Voi siete il SALE della terra;

ma se il sale diventa insipido, con che cosa gli si renderà il sapore? A null’altro serve che ad essere gettato via e ad essere calpestato dagli uomini.

Voi siete la LUCE del mondo;

una città posta sopra un monte non può essere nascosta.

Similmente, non si accende una lampada per metterla sotto il moggio, ma sul candeliere, perché faccia luce a tutti coloro che sono in casa.

«i DISCEPOLI sono SALE e LUCE del MONDO»

2^ parte

«L’OPERA dei DISCEPOLI»

Matteo 5:16

Così RISPLENDA la vostra LUCE davanti agli uomini,

affinché vedano le vostre BUONE OPERE

e GLORIFICHINO il Padre vostro che è nei cieli.
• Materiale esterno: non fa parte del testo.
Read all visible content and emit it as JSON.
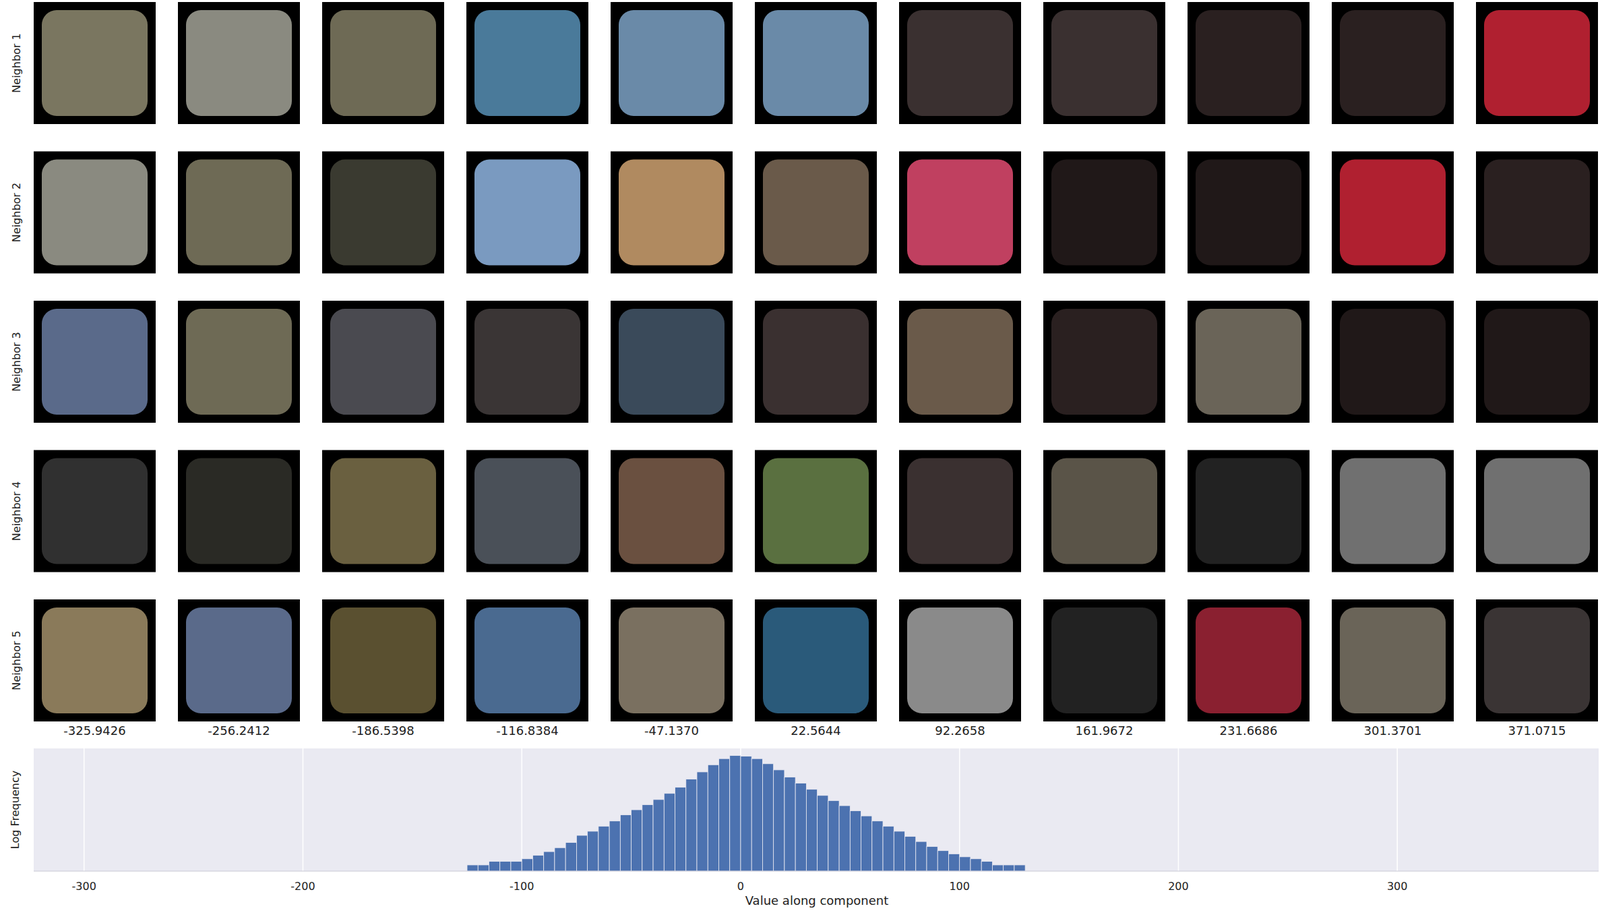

I Discepoli compiono le BUONE OPERE che DIO ha preparato loro, diventando così LUCE che RISPLENDE alla GLORIA di Yeshùa.

Efesini 2:10

Noi infatti siamo il Suo Poema, creati in Cristo Gesù su BUONE OPERE che Dio ha preparato, perché in esse camminassimo.

«Yeshùa è venuto a salvarci mostrandoci come si cammina per fede»

«Non è venuto a cancellare ma a mettere in pratica»

Matteo 5:17-18

Non pensate che io sia venuto ad abrogare la Torà od i profeti; io non sono venuto per abrogare, ma per portare a compimento.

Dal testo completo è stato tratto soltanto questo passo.